How the day comes back with all its pageantry, the caparisoned horses, the handsome men stepping to the music of inspiring melody, the clarion commands of the officers, and the steady rumble of a thousand feet upon the battle ground, going careless whether to death or immortality in deathless fame." A curious thing is that deathless fame which Martin speaks of--a passing curious thing; for when word came of Henry Schnitzler's death, Mary Murphy, of the Thayer House, put off Gabriel Carnine's ring, and wept many tears in the stage driver's coffee and wore black in her hat for a year, and when Gabriel came home, she married him and all went as merrily as a wedding-bell.

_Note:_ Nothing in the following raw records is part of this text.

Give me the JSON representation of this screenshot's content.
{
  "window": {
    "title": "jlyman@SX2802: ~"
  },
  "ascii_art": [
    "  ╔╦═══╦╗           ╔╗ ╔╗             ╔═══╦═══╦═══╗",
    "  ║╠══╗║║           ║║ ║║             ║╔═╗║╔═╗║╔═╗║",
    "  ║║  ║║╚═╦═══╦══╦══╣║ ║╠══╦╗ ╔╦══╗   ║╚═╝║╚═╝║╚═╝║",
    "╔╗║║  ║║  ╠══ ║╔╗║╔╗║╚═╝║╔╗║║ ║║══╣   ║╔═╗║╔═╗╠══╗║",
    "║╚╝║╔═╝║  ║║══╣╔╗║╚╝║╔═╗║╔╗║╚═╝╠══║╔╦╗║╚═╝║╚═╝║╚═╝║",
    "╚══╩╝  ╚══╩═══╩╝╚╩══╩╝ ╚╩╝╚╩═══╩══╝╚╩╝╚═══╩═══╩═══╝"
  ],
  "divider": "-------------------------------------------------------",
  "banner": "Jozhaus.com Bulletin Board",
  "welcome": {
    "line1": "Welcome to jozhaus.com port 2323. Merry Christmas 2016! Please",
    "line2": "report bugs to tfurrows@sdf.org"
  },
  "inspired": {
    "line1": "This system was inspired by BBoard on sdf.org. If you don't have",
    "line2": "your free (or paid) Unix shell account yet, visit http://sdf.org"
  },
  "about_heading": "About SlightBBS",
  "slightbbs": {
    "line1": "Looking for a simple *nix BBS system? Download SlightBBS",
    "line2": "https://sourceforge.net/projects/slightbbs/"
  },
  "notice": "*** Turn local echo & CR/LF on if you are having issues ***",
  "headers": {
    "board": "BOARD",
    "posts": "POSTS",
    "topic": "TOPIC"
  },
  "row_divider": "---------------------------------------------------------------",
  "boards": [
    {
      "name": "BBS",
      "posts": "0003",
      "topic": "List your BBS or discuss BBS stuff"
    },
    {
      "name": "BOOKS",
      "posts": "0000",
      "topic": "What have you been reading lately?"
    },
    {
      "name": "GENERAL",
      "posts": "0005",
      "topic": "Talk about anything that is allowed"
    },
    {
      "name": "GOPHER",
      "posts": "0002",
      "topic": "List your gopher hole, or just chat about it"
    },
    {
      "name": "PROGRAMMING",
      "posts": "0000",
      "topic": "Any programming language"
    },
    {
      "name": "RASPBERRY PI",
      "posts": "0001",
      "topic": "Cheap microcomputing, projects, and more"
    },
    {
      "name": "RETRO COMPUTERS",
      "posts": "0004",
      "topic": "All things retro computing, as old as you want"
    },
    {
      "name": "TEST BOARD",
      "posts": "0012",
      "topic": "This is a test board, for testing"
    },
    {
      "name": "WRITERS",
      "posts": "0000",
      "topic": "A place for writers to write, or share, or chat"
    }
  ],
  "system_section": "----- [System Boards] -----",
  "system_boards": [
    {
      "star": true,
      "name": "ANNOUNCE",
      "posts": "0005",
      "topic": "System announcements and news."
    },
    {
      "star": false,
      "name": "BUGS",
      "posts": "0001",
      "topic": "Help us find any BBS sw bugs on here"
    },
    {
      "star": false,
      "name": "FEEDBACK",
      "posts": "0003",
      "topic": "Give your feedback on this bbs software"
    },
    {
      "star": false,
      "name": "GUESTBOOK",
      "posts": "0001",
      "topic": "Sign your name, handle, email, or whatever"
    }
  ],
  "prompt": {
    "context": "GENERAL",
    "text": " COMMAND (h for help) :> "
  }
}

What covert tenderness or dream of gauzy romance was in her memory, the town could never know; but the Carnines' first boy was named Henry, and for many years after the war, she was known among the men, who do not understand a woman's heart, as the "War widow by brevet." Yet that was Henry's "deathless fame" in Sycamore Ridge, for the town has long since forgotten him, and even his name means nothing to our children, who see it on the bronze statue set up by the rich John Barclay to commemorate our soldier dead.
But John was our first war hero.

And when he brought his battle scars home that September night in '61, for hours before the stage drove across Sycamore Creek the boy was filled with a nameless dread that he might be spanked.
They carried him on a cot to his mother's house, and put him in the great carved four-poster bed, and in the morning Miss Lucy came and hovered over him, and they talked of Captain Ward to her heart's content, and the boy told Miss Lucy the gossip of the hospital,--that Captain Ward was to be made a major,--and she kissed him and petted him until he was glad none of the boys was around to see the sickening spectacle.

And then Miss Lucy and Mrs.Barclay told the child of their plans,--that Miss Lucy was going to war as a nurse, and that Mrs.
Barclay was to teach the Sycamore Ridge school during the winter.